Stack Orchestration: The 78-Line Marvel
Full implementation: lib/mcp-cdk-lambda-cognito-stack.ts
export class McpCdkLambdaCognitoStack extends cdk.Stack {
constructor(scope: Construct, id: string, props: McpCdkLambdaCognitoProps) {
super(scope, id, props);
const serverName = "dog-facts";
const customDomainName = `mcp-dogfacts.martzmakes.com`;
// Certificate and DNS setup
const hostedZone = HostedZone.fromLookup(this, "HostedZone", {
domainName: "martzmakes.com",
});
const certificate = new Certificate(this, "Certificate", {
domainName: customDomainName,
validation: CertificateValidation.fromDns(hostedZone),
});
// Three-construct composition
const authConstruct = new McpAuthConstruct(this, "Auth", { serverName });
const lambdaConstruct = new McpLambdaConstruct(this, "Lambda", { serverName });
const apiGatewayConstruct = new McpApiGatewayConstruct(this, "ApiGateway", {
serverName,
lambdaFunction: lambdaConstruct.lambdaFunction,
userPool: authConstruct.result.userPool,
resourceServer: authConstruct.result.resourceServer,
oauthScopes: authConstruct.result.oauthScopes,
oauthConfig: {
clientId: authConstruct.result.clientId,
authUrl: authConstruct.result.authUrl,
tokenUrl: authConstruct.result.tokenUrl,
scope: authConstruct.result.oauthScope,
},
customDomain: { customDomainName, certificate, hostedZone },
});
}
}
Pattern Highlights for CDK Users:
Construct Dependency Flow: Auth β Lambda β API Gateway, with clean interfaces
Custom Domain Integration: ACM certificate with DNS validation
Result Object Pattern: Each construct exposes a clean
resultinterfaceResource Naming: Consistent
serverName-based naming throughout
Advanced CDK Patterns in Action
Gateway Responses for OAuth Compliance:
new GatewayResponse(this, "UnauthorizedResponse", {
restApi: api,
type: ResponseType.UNAUTHORIZED,
statusCode: "401",
responseHeaders: {
"WWW-Authenticate": "'Bearer realm=\"MCP Server\", error=\"invalid_request\"'",
},
});
This ensures proper HTTP error responses that comply with OAuth 2.0 Bearer Token specification.

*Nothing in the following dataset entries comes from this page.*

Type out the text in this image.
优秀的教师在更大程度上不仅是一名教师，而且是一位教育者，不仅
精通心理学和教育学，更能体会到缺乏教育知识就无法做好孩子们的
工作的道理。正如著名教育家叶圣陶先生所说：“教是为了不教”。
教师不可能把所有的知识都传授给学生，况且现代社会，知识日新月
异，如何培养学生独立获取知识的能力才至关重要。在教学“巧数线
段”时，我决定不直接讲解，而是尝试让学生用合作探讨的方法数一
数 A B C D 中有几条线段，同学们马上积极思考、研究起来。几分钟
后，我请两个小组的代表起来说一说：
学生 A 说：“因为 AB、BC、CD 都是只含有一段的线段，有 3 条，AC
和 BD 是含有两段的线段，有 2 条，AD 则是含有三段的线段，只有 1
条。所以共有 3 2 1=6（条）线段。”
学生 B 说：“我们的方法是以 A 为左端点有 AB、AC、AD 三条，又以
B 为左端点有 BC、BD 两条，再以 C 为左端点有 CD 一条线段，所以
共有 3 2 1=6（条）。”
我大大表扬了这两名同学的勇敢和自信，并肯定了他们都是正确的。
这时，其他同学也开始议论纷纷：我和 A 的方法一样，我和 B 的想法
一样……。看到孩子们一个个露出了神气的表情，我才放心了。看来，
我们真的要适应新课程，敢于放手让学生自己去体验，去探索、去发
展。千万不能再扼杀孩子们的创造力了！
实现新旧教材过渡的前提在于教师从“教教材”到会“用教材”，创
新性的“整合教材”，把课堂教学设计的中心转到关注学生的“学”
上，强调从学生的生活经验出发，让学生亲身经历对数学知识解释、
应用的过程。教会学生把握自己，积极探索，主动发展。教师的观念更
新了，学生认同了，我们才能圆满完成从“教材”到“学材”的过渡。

CORS Configuration for MCP Clients:
defaultCorsPreflightOptions: {
allowOrigins: Cors.ALL_ORIGINS,
allowMethods: Cors.ALL_METHODS,
allowHeaders: Cors.DEFAULT_HEADERS.concat(["Authorization"]),
}
Essential for browser-based MCP clients that need to make cross-origin requests.

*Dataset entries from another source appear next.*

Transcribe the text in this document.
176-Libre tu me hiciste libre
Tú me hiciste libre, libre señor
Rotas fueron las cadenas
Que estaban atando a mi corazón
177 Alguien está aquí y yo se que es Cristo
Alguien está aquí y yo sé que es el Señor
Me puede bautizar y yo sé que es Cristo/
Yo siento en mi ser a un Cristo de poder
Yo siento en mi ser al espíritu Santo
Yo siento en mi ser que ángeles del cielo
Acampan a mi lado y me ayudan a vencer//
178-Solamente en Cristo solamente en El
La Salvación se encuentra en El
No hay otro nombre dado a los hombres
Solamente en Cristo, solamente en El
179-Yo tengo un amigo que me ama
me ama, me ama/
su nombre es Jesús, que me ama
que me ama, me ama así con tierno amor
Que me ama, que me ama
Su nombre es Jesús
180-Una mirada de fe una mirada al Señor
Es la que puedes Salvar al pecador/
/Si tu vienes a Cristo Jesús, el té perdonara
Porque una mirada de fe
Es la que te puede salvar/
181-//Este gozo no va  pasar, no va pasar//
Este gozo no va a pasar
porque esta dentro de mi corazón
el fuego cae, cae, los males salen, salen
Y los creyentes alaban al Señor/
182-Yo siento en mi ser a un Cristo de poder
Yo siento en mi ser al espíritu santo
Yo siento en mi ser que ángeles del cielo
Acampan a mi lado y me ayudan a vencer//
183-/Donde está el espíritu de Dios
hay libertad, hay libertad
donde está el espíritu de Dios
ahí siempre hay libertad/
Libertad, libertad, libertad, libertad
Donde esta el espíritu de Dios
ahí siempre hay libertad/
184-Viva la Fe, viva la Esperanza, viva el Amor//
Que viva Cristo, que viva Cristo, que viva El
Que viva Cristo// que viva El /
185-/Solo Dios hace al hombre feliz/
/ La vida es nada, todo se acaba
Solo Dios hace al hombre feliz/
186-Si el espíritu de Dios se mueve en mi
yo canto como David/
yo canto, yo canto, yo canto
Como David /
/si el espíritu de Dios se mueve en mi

The Type System That Saves You
Our construct interfaces enforce compile-time correctness:
export interface McpApiGatewayConstructProps {
serverName: string;
lambdaFunction: NodejsFunction;
userPool: UserPool;
resourceServer: UserPoolResourceServer;
oauthScopes: OAuthScope[];
oauthConfig: {
clientId: string;
authUrl: string;
tokenUrl: string;
scope: string;
};
customDomain: {
customDomainName: string;
certificate: Certificate;
hostedZone: IHostedZone;
};
}
You literally cannot wire constructs incorrectly. TypeScript prevents entire categories of deployment failures.

(dog tax from my late pup Astro)
Let's build the future of AI integration together. One serverless function at a time.